Imerso nesses pensamentos me vejo como a lua entre nuvens: às vezes daqui, tudo parece claro, iluminado; outras vezes essas nuvens a cobrem, escondem a luz. Então, declino do entendimento que pareço ter disso tudo! Por vezes filha, uso minha inteligência, ainda que não seja grande, e admito, ainda que por um átimo de tempo, que eu esteja errado e que em algum lugar mágico e hoje inconcebível para mim, você assista rindo as loucuras e os devaneios dos meus errantes pensamentos. Não deixa de ser uma esperança. Mas sempre recupero logo a razão e me vem à memória o que eu te disse na nossa despedida... "Se tiver algo depois de tudo, vem filha, vem tranquilizar este pai, da forma que puder..." Caso aconteça um dia, aquela inteligência que pretensamente acredito ter deverá ser capaz de permitir reaprender tudo! Juro! Mas... Se realmente nada disso existe, peço à natureza, apenas e humildemente, que me permita sonhar com você, o que não ocorreu até agora... A saudade continua imensa filha, imensa!

Recorrendo uma vez mais a Fernando Pessoa, de quem somos fãs:

"O verbo amar não se conjuga no passado.
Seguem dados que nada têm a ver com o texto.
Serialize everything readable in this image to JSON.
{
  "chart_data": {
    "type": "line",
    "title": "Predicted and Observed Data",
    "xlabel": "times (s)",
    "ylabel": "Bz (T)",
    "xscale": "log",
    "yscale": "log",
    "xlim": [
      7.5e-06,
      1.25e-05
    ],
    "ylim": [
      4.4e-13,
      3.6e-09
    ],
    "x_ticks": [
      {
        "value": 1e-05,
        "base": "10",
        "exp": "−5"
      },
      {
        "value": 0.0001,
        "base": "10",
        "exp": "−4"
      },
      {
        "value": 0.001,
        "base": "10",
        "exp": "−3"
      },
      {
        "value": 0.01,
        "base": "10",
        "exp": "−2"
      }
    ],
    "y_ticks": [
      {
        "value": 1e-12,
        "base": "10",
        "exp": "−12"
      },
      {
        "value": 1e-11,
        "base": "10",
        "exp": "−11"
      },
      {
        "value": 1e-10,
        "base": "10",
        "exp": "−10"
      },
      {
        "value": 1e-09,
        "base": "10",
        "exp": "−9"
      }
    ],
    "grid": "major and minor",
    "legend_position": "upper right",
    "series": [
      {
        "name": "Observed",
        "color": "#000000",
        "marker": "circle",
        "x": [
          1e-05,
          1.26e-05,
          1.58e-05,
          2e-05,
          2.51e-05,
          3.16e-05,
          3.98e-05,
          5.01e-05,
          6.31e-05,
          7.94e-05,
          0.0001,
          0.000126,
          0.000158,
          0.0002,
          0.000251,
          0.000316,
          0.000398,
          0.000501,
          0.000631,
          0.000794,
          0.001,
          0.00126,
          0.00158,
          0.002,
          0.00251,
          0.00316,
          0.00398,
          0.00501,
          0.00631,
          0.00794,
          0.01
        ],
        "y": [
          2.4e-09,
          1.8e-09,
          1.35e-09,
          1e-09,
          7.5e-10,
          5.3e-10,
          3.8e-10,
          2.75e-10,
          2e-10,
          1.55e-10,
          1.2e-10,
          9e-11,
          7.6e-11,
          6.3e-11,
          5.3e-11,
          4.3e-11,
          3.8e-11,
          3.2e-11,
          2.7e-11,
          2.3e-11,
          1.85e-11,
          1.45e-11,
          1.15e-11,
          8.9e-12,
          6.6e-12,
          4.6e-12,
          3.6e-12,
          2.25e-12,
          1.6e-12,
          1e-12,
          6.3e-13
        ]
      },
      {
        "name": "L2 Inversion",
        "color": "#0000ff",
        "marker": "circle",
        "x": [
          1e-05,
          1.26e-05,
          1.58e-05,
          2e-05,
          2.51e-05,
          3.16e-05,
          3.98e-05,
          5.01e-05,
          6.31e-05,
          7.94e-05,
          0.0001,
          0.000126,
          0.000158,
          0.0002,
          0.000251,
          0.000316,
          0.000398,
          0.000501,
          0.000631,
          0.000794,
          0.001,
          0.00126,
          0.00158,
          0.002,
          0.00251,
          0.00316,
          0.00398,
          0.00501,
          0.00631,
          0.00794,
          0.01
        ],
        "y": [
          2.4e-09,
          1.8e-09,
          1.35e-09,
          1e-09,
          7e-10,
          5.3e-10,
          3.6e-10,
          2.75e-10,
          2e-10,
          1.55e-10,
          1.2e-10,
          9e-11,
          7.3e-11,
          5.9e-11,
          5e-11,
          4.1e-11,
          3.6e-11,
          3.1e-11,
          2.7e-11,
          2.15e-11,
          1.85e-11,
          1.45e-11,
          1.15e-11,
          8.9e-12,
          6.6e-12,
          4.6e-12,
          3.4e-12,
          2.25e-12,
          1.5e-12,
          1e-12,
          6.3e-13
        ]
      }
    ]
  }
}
Ou se ama para sempre ou nunca se amou verdadeiramente."

Eu, filha, te amo para sempre!

Beijos!

FOTO 1: Lara, minha amada filha com um semblante de intelectual, que realmente era!
FOTO 2: Uma lua cheia num certo dia de agosto de 2020, no nosso paraíso, em Uberlândia/MG.

Comentários

  1. Poema de Natal - Vinicius de Morais

    Para isso fomos feitos
    Para lembrar e ser lembrados
    Para chorar e fazer chorar
    Para enterrar os nossos mortos
    Por isso temos braços longos para os adeuses
    Mãos para colher o que foi dado
    Dedos para cavar a terra
    Assim será a nossa vida
    Uma tarde sempre a esquecer
    Uma estrela a se apagar na treva
    Um caminho entre dois túmulos
    Por isso precisamos velar
    Falar baixo, pisar leve
    Ver a noite dormir em silêncio
    Não há muito o que dizer
    Uma canção sobre um berço
    Um verso, talvez, de amor
    Uma prece por quem se vai
    Mas que essa hora não esqueça
    E por ela os nossos corações se deixem
    Graves e simples
    Pois para isso fomos feitos
    Para a esperança no milagre
    Para a participação da poesia
    Para ver a face da morte
    De repente nunca mais esperaremos
    Hoje a noite é jovem
    Da morte, apenas nascemos
    Imensamente.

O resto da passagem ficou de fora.